First, the legal and diplomatic response: This is mostly voiced by experts inside Iran who are in favor of filing a complaint with the international legal community as well as the United Nations and begin diplomatic consultations with U.S. partners for the release of its tankers in such an event. This option would be the least dangerous and at the same time probably the most fruitless. The Trump administration has already shown that it does not care much about international law in the process of Iran's appeal to The Hague tribunal and, of course, its withdrawal from the Joint Comprehensive Plan of Action, prioritizing U.S. domestic law — often, in fact national or Trump’s personal interests — over international laws and regulations.

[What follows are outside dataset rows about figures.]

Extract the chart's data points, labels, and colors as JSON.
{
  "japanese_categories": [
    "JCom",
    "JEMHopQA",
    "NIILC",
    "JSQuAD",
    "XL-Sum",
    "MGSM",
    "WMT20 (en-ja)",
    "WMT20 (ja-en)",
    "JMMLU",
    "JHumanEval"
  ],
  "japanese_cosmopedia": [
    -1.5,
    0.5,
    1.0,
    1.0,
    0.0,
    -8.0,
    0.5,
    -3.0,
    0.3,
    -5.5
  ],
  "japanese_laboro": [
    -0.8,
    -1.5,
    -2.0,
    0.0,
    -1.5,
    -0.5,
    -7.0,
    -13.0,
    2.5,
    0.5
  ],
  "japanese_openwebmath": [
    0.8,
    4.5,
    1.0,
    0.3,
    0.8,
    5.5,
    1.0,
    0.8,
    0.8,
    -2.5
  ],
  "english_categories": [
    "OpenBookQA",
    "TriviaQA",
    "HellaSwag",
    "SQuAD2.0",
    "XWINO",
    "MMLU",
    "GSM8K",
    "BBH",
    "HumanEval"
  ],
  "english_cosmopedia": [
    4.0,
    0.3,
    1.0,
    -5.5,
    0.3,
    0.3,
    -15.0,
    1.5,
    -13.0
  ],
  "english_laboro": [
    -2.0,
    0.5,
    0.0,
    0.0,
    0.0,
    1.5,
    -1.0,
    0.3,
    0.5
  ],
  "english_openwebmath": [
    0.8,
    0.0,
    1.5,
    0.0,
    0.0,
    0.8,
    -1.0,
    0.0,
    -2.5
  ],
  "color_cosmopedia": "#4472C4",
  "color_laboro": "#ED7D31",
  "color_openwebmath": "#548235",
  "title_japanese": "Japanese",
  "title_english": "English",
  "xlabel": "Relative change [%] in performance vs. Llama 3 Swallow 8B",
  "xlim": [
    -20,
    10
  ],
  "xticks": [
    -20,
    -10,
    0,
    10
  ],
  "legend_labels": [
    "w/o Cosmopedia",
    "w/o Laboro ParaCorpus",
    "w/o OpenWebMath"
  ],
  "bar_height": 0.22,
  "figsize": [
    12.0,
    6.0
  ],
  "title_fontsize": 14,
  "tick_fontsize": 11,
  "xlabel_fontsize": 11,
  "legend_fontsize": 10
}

Second, retaliation: Another option preferred by hardliners inside Iran is retaliation; namely, an action similar to the seizure of the British oil tanker Stena Impero last year in retaliation for the seizure of the Iranian tanker Grace 1, or Adrian Darya . This option is certainly risky, and perhaps as the New York Times wrote, Trump is basically looking for such an adventure to pave the way for a military confrontation.

Third, Reducing nuclear commitments: Another option is Iran’s nuclear program, in which the country can take a sensitive step in Western security thinking, such as increasing enrichment levels to more than 20 percent or limiting access by IAEA inspectors. To this end, Deputy Chairman of the National Security Commission of Parliament, Abbas Moghtadaei, has announced discussions on an urgent bill to stop the voluntary implementation of the Additional Protocol by Iran. Given the U.S. policy of maximum pressure and acts of sabotage in Iran in recent weeks, which are said to have been carried out by Israel — as well as the practical passivity of Europeans in supporting the JCPOA — supporters of a withdrawal from the JCPOA and even the Nuclear Non-Proliferation Treaty are increasing every day among some of Iran's elites and the public.

Iran’s non-response to these acts of sabotage may be taken to indicate an equal lack of will to respond to the probable seizure of its oil tankers. But there is an important difference between the two situations. If the tankers are seized, U.S. culpability will be clear, and Iran will have to respond in some way, as it did in the case of Major General Qassem Soleimani’s assassination. Israel, on the other hand, has not accepted responsibility for the acts of sabotage, and Iran may respond proportionally to Israel using similarly underhanded methods in the coming weeks.

Fourth, disruption in the Strait of Hormuz: Another option could be the disruption of maritime traffic in the Strait of Hormuz by increasing military movements and making the international strait insecure. In fact, unlike the second option, Iran would not be taking direct action against the U.S. here. But it would try to force the U.S. to reconsider its actions with a show of power and maneuvers as well as putting pressure on countries benefitting from commerce via the Strait of Hormuz. As Iran's oil sales have dropped to a minimum, the importance of this international waterway has diminished for Iran.

Fifth, proxy forces in the region: Another option that may be more visible is the use of proxy forces supporting Iran in the region, in particular al-Hashd al-Shaabi Popular Mobilization Forces in Iraq and Ansarullah in Yemen to impose costs on the U.S. and its allies. Nevertheless, this option has its own limitations and conditions. The extent of these costs and its success during the prime ministership of Mustafa Al-Kadhimi in Iraq is debatable.

Overall, it seems that the elites, media, and anti-war leaders in the U.S. should take the recent decision by the Trump administration to seize Iranian tankers seriously and prevent an unnecessary crisis for the United States that would only benefit Donald Trump's personal interests.

The seizure of its tankers is not something Iran would remain silent about, especially with the newly elected hardliner parliament which has placed moderates like Rouhani and Zarif in their weakest position in seven years. Therefore, a crisis breaking out between the two countries is very probable.